Chilkat Valley News - Serving Haines and Klukwan, Alaska since 1966

 
 

Ground shift threatens roads, homes

 


In what Haines Borough officials are calling “significant ground failure” cracks and heaves have recently and suddenly appeared along Oceanview Drive and Lutak Road, the main route for travelers Alaska Marine Ferry Terminal to Haines and beyond.

Borough and state engineers and geologists arrived in Haines on Wednesday to assess the ground cracks, surface ruptures, lateral spreading and differential settlement occurring in the Oceanview Drive area. The crack crossing Lutak Road extended an additional six to eight feet and a few inches in width overnight Tuesday. Borough manager Mark Earnest said while engineers and geologists with have to determine the cause or source of the movement - and come up with a plan of action - he said it was not seismic or earthquake related.

“It’s not related to seismic activity,” Earnest said. “It’s related to ground movement. Our main focus is understanding what the phenomenon is, what is happening there, why it’s moving and getting a better understanding of the nature of this event.”

Borough public works director Brian Lemcke said the area of concern covers about a quarter mile area from the top of Oceanview Drive – a borough road - down to Lutak Road – a state road - and continuing down the hill to Picture Point.

The borough issued a report Tuesday detailing the possible threats to property in the area. Officials talked with homeowners in the area and determined none were in imminent danger, but Lemcke said the borough turned down the pressure on the water main and sewer lines crossing the area.

Aside from the threat to residential homes in the area, the borough said its also concerned for the physical infrastructure and utilities. A single sewer main serving about 100 residents in the Highland Estates and Skyline area runs directly through the area actively shifting. The borough are making a place to bypass the main if necessary, but it may require laying a hose across Lutak Road.

Local residents were also advised to stock up on potable water in case the water line is damaged, but Earnest said only a handful of homes are serviced with the water line that runs through the affected area.

Alaska Power and Telephone is monitoring its overhead transmission wires and Haines Cable TV removed its overhead cables from utility poles in the area.

Josh and Victoria Moore's home lies within the horseshoe-shaped area that is actively shifting. Josh is out of town and Victoria decided to take her son and stay with a relative Tuesday night.

“I packed up some personal stuff and we went to stay at my in-laws,” she said.

She said the crack across Lutak Road is directly in line to intersect the Moore's detached shop, if it continues. She has also noticed new cracks in her garage ceiling and shifting in her house. A breaker box in the garage has essentially popped out of the wall she said and she noticed Wednesday morning when she returned to the house that a door was off kilter and no longer shut.

“I noticed the dip and small crack in the road one day,” she said. “And the next day it just opened up and got bigger and things started shifting.”

Roger Schnabel of Southeast Roadbuilders paved the Oceanview Drive and Lutak Road area in 2009, he said. During the project, Schnabel said they discovered an underground spring.

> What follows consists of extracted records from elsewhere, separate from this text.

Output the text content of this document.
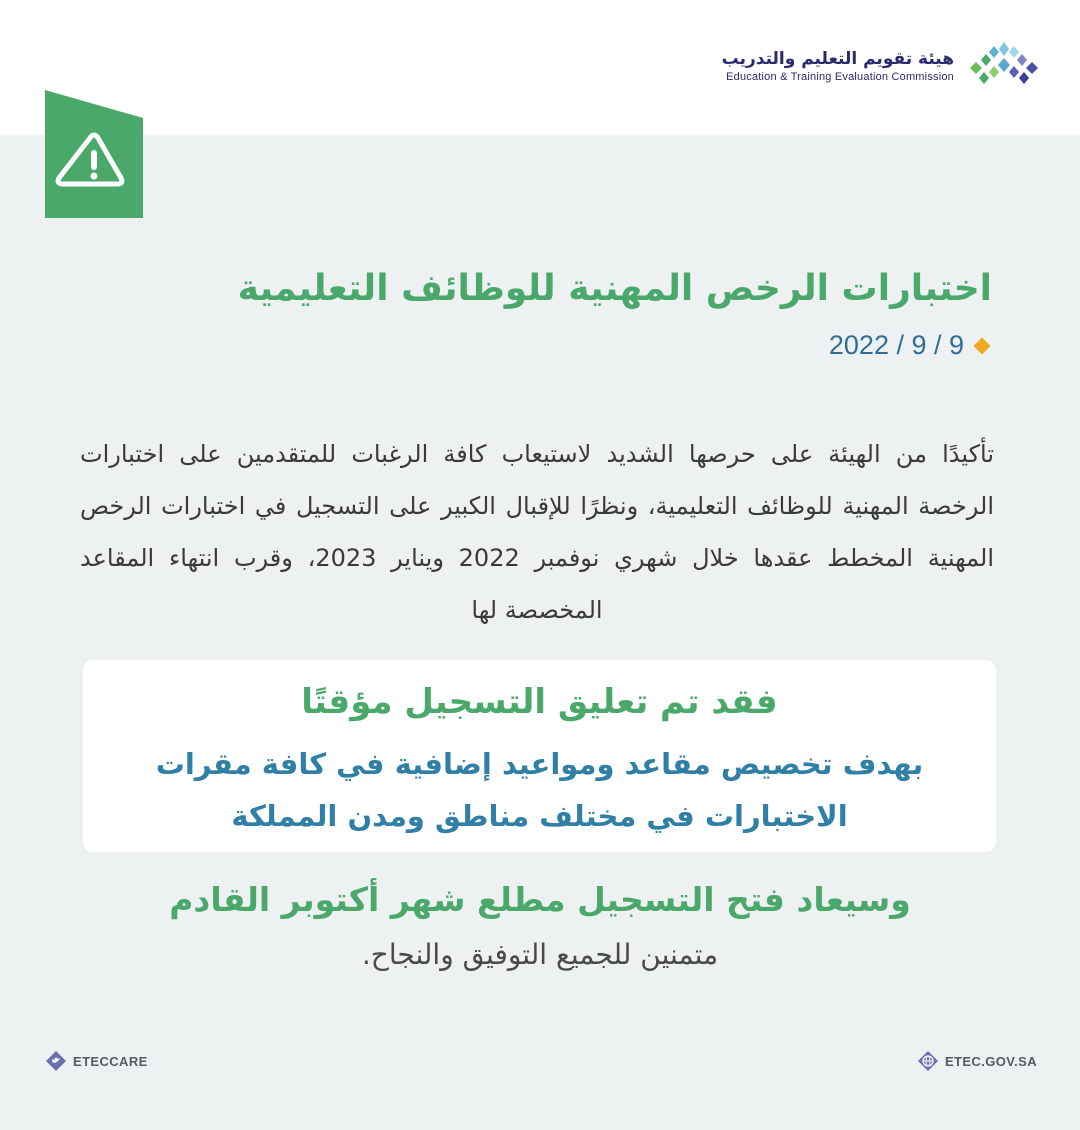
هيئة تقويم التعليم والتدريب
Education & Training Evaluation Commission
اختبارات الرخص المهنية للوظائف التعليمية
2022 / 9 / 9
تأكيدًا من الهيئة على حرصها الشديد لاستيعاب كافة الرغبات للمتقدمين على اختبارات الرخصة المهنية للوظائف التعليمية، ونظرًا للإقبال الكبير على التسجيل في اختبارات الرخص المهنية المخطط عقدها خلال شهري نوفمبر 2022 ويناير 2023، وقرب انتهاء المقاعد المخصصة لها
فقد تم تعليق التسجيل مؤقتًا
بهدف تخصيص مقاعد ومواعيد إضافية في كافة مقرات الاختبارات في مختلف مناطق ومدن المملكة
وسيعاد فتح التسجيل مطلع شهر أكتوبر القادم
متمنين للجميع التوفيق والنجاح.
ETECCARE	ETEC.GOV.SA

“Right where that fault is on that road, there was a spring that came up out of the ground,” Schnabel said. “The state had us excavate deeper than the plans originally called for and replace that area with course drain rock.”

Schnable – who said he isn’t a “geo-tech guru" - said the spring wasn’t apparent until excavations on the project began, but he also said it's probably not the cause of the shifting.

“The spring is not the problem,” he said Wednesday morning. “It just tells you you have underlying water which means you have a slip plain under there.”

Earnest agreed there was a lot of ground water in the area, but isn't sure if that is affecting the movement. He said the borough and engineers are going to be constantly monitoring the area and want residents to contact the borough if they notice any new cracks, heaves or shifting of their houses.

"We want to have residents reporting any new changes in doors, windows, any cracking - anything that might indicate movement," he said. "We just need to keep a close eye on any kind of movement in the area."